İlk önce bayram denilince aklımıza gelen gözbebeğimiz çocuklarımızdan başlayalım. Bayrama sayılı günler kala pazarlar gezilir, çocuklara bayramlık denilen kıyafetler, çeşitli oyuncaklar alınır. Hele birde arefe günü toplanacak şekerler yok mu? Bunlar çocukların uykularını kaçırır. Arefeden belki günler önce çocuklar kimlerle seker toplayacağını, hangi evleri ziyaret edeceklerini kararlaştırır. O gece yeni alınan elbiseler başucuna konur, bazen yataktan kalkılıp tekrar tekrar onlara bakılır. Bir türlü sabah olmaz ve uyku tutmaz afacanları. Sabah olduğunda arkadaşları ile bir araya gelerek komşu dairlerin zilleri çalınır, onlara iyi bayramlar dilenir. Ev sahipleri çocuklara; şeker, para, balon gibi malzemeleri ikram ederler. Sonra diğer daire, bir diğeri derken bazen neredeyse gün boyu bu koşuşturmaca sürer. Sonunda ikram edilen o malzemeleri birlikte yenir, birlikte balon uçurulur, gelen paralar bayramın ilk günü babalarından ve büyüklerinden alacakları harçlıklarla birleştirilmek üzere ceplerine veya çantalarına konulur. Öyle mutlu olurlar ki, mutluluklarını her hallerinden sezersiniz. Çocuklarımızın mutlu olacağı bu günde tabiki biz büyüklere ve ebeveynlere büyük sorumluk düşmektedir. Çocukların, kimlerle şeker toplayacağı ve hangi evlere gidileceği de bizlerin kontrolünde olmalıdır.
Büyüklerimiz, baş tacı büyüklerimiz, onlar unutulur mu hiç. Onları; âmâsız fakatsız, lakinsiz ziyaret etmek, onların ellerini öpmek, onların hayır dualarını almak, onlarla muhabbet etmek, uzakta isek bizlere bir telefon kadar yakın olan o insanları hatırlamak gerekir.

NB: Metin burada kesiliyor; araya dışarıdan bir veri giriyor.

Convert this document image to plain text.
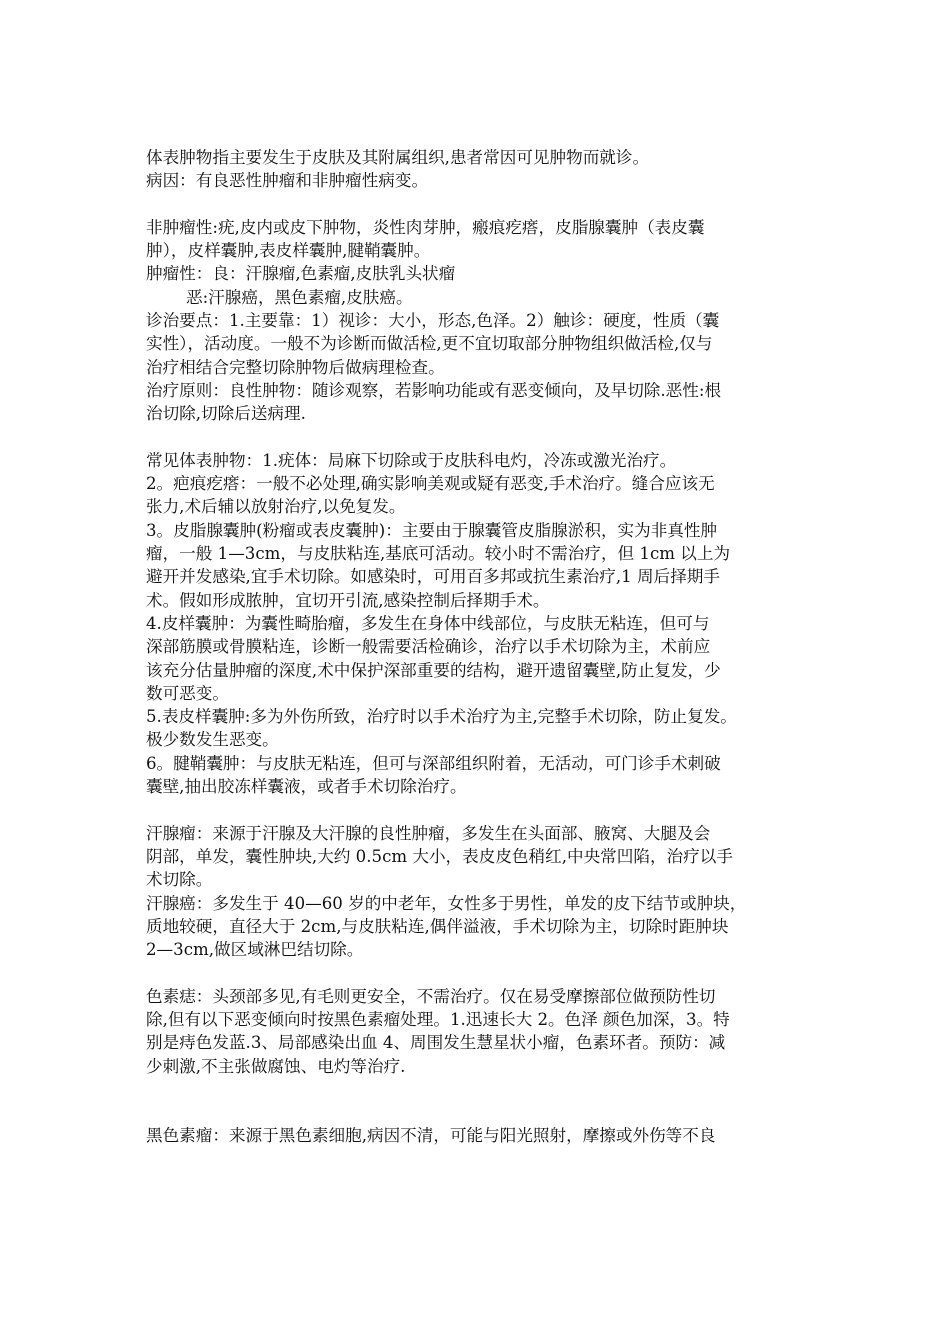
体表肿物指主要发生于皮肤及其附属组织,患者常因可见肿物而就诊。
病因：有良恶性肿瘤和非肿瘤性病变。
非肿瘤性:疣,皮内或皮下肿物，炎性肉芽肿，瘢痕疙瘩，皮脂腺囊肿（表皮囊
肿），皮样囊肿,表皮样囊肿,腱鞘囊肿。
肿瘤性：良：汗腺瘤,色素瘤,皮肤乳头状瘤
恶:汗腺癌，黑色素瘤,皮肤癌。
诊治要点：1.主要靠：1）视诊：大小，形态,色泽。2）触诊：硬度，性质（囊
实性），活动度。一般不为诊断而做活检,更不宜切取部分肿物组织做活检,仅与
治疗相结合完整切除肿物后做病理检查。
治疗原则：良性肿物：随诊观察，若影响功能或有恶变倾向，及早切除.恶性:根
治切除,切除后送病理.
常见体表肿物：1.疣体：局麻下切除或于皮肤科电灼，冷冻或激光治疗。
2。疤痕疙瘩：一般不必处理,确实影响美观或疑有恶变,手术治疗。缝合应该无
张力,术后辅以放射治疗,以免复发。
3。皮脂腺囊肿(粉瘤或表皮囊肿)：主要由于腺囊管皮脂腺淤积，实为非真性肿
瘤，一般 1—3cm，与皮肤粘连,基底可活动。较小时不需治疗，但 1cm 以上为
避开并发感染,宜手术切除。如感染时，可用百多邦或抗生素治疗,1 周后择期手
术。假如形成脓肿，宜切开引流,感染控制后择期手术。
4.皮样囊肿：为囊性畸胎瘤，多发生在身体中线部位，与皮肤无粘连，但可与
深部筋膜或骨膜粘连，诊断一般需要活检确诊，治疗以手术切除为主，术前应
该充分估量肿瘤的深度,术中保护深部重要的结构，避开遗留囊壁,防止复发，少
数可恶变。
5.表皮样囊肿:多为外伤所致，治疗时以手术治疗为主,完整手术切除，防止复发。
极少数发生恶变。
6。腱鞘囊肿：与皮肤无粘连，但可与深部组织附着，无活动，可门诊手术刺破
囊壁,抽出胶冻样囊液，或者手术切除治疗。
汗腺瘤：来源于汗腺及大汗腺的良性肿瘤，多发生在头面部、腋窝、大腿及会
阴部，单发，囊性肿块,大约 0.5cm 大小，表皮皮色稍红,中央常凹陷，治疗以手
术切除。
汗腺癌：多发生于 40—60 岁的中老年，女性多于男性，单发的皮下结节或肿块，
质地较硬，直径大于 2cm,与皮肤粘连,偶伴溢液，手术切除为主，切除时距肿块
2—3cm,做区域淋巴结切除。
色素痣：头颈部多见,有毛则更安全，不需治疗。仅在易受摩擦部位做预防性切
除,但有以下恶变倾向时按黑色素瘤处理。1.迅速长大 2。色泽 颜色加深，3。特
别是痔色发蓝.3、局部感染出血 4、周围发生慧星状小瘤，色素环者。预防：减
少刺激,不主张做腐蚀、电灼等治疗.
黑色素瘤：来源于黑色素细胞,病因不清，可能与阳光照射，摩擦或外伤等不良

Onların gönlünü almak ve onları yol gözleyen biri olarak bırakmamak gerekir. Ebediyete intikal emiş büyüklerimizi, eş, dost ve akrabalarımızın kabirlerini ziyaret etmek de yine olmazsa olmazımız olmalıdır. Yapacağımız bu aktiviteler, büyüklerimiz için önemli olduğu kadar onlar bizler için de oldukça önemlidir. Bizler böylelikle; büyüklerimizi mutlu eder, çocuklarımıza rol model olur, bu güzel geleneği yarınlara taşımış oluruz.
Mahallemiz, köyümüz ve çevremizde de bulunan insanları ziyaret etmek, kırgınsak kırgınlıkların üzerine sünger çekerek onlarla barışmak, o insanlara iyi dileklerde bulunmak güzel hasletlerdir. Ziyaretimize gelen insanları, misafir odamızda ağırlayarak onlarla sohbet etmek, onlara ikramlarda bulunmak da yaşatmamız gereken toplumsal değerlerimizdir.
Unutmayalım… Bayramlar hatırlama, yeniden başlama, birliktelik ruhu için fırsat günlerinden biridir. Gelin hatırlayalım. Hatırladıkça aile birliğimiz, akraba birliğimiz, toplumsal birliğimiz daha da perçinleşir. Bu güzel gelenekleri yaşatmak elimizde ve buna imkân sunacak olan bayram çok yakın. Hadi o vakit, bunu fırsata çevirelim, birliktelik ruhumuzu katmerleştirelim, geleneklerimizi yaşatalım. Hadi bayramlaşalım.